The central government’s tourism development agenda can be observed in areas included in the National Tourism Strategic Areas. They are usually large-scale and highly visible. Meanwhile, the regional government’s tourism development agenda can be observed through tourism development support programs at the village and community levels.
Speaking about the state of tourism in Yogyakarta, the real problem is the lack of transparency to the public. Until now, the public does not know which tourism development projects are part of the central government’s agenda and which are part of the regional government’s agenda. As a result, the public also does not know the relationship between one project and another. Yet, the public will be affected by all tourism development projects.
You said that the public does not receive enough information about tourism development in Yogyakarta, yet the public will feel the impacts of the development. What are the impacts of tourism development in Yogyakarta on the public so far?

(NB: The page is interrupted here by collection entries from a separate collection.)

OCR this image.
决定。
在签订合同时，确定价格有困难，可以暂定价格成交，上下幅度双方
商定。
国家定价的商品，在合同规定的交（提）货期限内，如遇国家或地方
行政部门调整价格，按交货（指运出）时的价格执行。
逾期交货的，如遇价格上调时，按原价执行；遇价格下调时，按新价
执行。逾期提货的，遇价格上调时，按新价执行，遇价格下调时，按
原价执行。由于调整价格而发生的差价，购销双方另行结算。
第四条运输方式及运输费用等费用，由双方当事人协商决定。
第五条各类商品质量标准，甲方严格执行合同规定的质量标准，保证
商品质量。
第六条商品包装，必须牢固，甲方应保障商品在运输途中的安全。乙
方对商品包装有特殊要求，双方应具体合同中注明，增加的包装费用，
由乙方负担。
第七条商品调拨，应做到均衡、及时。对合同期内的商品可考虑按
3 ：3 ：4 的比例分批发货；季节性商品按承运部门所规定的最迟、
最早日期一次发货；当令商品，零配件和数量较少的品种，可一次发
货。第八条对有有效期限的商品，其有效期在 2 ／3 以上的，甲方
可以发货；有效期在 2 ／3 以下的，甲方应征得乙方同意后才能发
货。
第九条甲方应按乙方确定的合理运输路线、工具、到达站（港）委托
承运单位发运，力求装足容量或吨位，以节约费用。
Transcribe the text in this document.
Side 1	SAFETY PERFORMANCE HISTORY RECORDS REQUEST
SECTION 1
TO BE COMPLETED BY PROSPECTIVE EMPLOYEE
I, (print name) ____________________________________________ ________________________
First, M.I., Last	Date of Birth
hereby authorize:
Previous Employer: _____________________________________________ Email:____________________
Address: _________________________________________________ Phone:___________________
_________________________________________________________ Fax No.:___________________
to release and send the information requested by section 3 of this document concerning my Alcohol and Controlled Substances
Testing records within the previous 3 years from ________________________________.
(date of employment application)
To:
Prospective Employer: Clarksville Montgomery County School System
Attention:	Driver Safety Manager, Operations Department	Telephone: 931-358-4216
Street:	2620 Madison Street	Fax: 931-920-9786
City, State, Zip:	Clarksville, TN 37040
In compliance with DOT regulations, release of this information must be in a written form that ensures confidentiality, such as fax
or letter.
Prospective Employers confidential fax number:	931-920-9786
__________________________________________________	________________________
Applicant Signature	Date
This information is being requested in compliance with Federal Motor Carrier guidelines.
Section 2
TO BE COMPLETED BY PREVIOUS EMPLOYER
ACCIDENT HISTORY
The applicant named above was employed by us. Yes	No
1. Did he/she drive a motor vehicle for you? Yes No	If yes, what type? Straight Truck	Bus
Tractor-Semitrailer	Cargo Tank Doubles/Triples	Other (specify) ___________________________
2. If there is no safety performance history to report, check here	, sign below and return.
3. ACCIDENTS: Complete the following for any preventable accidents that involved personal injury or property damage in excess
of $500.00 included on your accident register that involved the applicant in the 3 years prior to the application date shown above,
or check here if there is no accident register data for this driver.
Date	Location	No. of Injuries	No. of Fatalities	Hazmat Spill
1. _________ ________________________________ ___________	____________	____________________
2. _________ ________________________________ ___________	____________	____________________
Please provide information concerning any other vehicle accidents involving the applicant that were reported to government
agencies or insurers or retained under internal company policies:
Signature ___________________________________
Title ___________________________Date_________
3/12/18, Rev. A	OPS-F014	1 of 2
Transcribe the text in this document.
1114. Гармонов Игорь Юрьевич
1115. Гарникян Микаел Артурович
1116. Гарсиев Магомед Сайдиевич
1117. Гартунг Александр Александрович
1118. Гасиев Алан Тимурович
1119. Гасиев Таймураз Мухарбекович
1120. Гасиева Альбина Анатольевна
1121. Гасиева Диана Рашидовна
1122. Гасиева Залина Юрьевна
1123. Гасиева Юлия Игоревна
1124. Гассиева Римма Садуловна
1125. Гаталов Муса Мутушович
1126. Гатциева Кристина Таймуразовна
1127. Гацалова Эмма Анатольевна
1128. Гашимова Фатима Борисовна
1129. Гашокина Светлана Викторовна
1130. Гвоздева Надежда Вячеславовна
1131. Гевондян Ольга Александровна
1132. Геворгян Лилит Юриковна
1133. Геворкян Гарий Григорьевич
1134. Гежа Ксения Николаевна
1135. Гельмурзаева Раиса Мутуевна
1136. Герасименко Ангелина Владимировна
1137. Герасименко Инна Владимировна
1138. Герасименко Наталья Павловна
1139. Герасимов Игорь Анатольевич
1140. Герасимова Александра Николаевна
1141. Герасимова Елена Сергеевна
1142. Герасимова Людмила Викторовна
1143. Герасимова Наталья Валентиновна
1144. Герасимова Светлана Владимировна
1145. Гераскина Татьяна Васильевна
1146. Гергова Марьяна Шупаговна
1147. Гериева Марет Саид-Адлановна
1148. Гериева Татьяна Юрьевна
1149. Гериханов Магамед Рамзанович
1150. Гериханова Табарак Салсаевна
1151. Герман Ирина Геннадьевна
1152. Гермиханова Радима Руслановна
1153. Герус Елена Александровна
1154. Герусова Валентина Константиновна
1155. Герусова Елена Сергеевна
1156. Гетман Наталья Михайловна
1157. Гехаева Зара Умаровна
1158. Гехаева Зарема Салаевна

Let me take an example of the massive construction of hotels and apartments in Yogyakarta over the past five years. After many hotels and apartments were built, those who live near those locations are disturbed by noise and air pollution. At the same time, those who do not live near the hotels and apartments are also affected by traffic jams. The availability of accommodations, such as hotels and apartments, increases the number of people that come and stay in Yogyakarta, which in turn causes traffic jams. Traffic jams lead to the emergence of illegal activities, such as illegal escort patrols.
These various impacts can be anticipated if the public is given transparency and clarity regarding the impacts of development from the beginning. But in reality, the impacts, risk management, and solutions to the impacts, arising from tourism development cannot be accessed by the public at all. There are also more specific impacts, such as land conversion indications or tax object values changes. Without information regarding participatory development, the public will have difficulty anticipating these impacts.
The secrecy of information at the district/city level makes it difficult for the public to anticipate the impacts of tourism development. How does this lack of transparency affect tourism development at smaller levels, such as tourism development in urban villages?
At the rural level, information secrecy has caused community-based tourism initiatives to be annexed by elite agendas. For example, the Nglanggeran Ancient Volcano tourism in Gunung Kidul was actually an initiative of the youth community in Nglanggeran about seven or eight years ago. As time passed, the Nglanggeran Ancient Volcano became increasingly popular. As a result, the regional government, both from Yogyakarta Province and Gunung Kidul Regency, intervened and brought their agendas to Nglanggeran. They brought offers for promotional scenarios, campaigns, and tour packages. These offers were usually designed by the regional government. Therefore, the communities in Nglanggeran could only follow those designs without being given sufficient space for dialogue.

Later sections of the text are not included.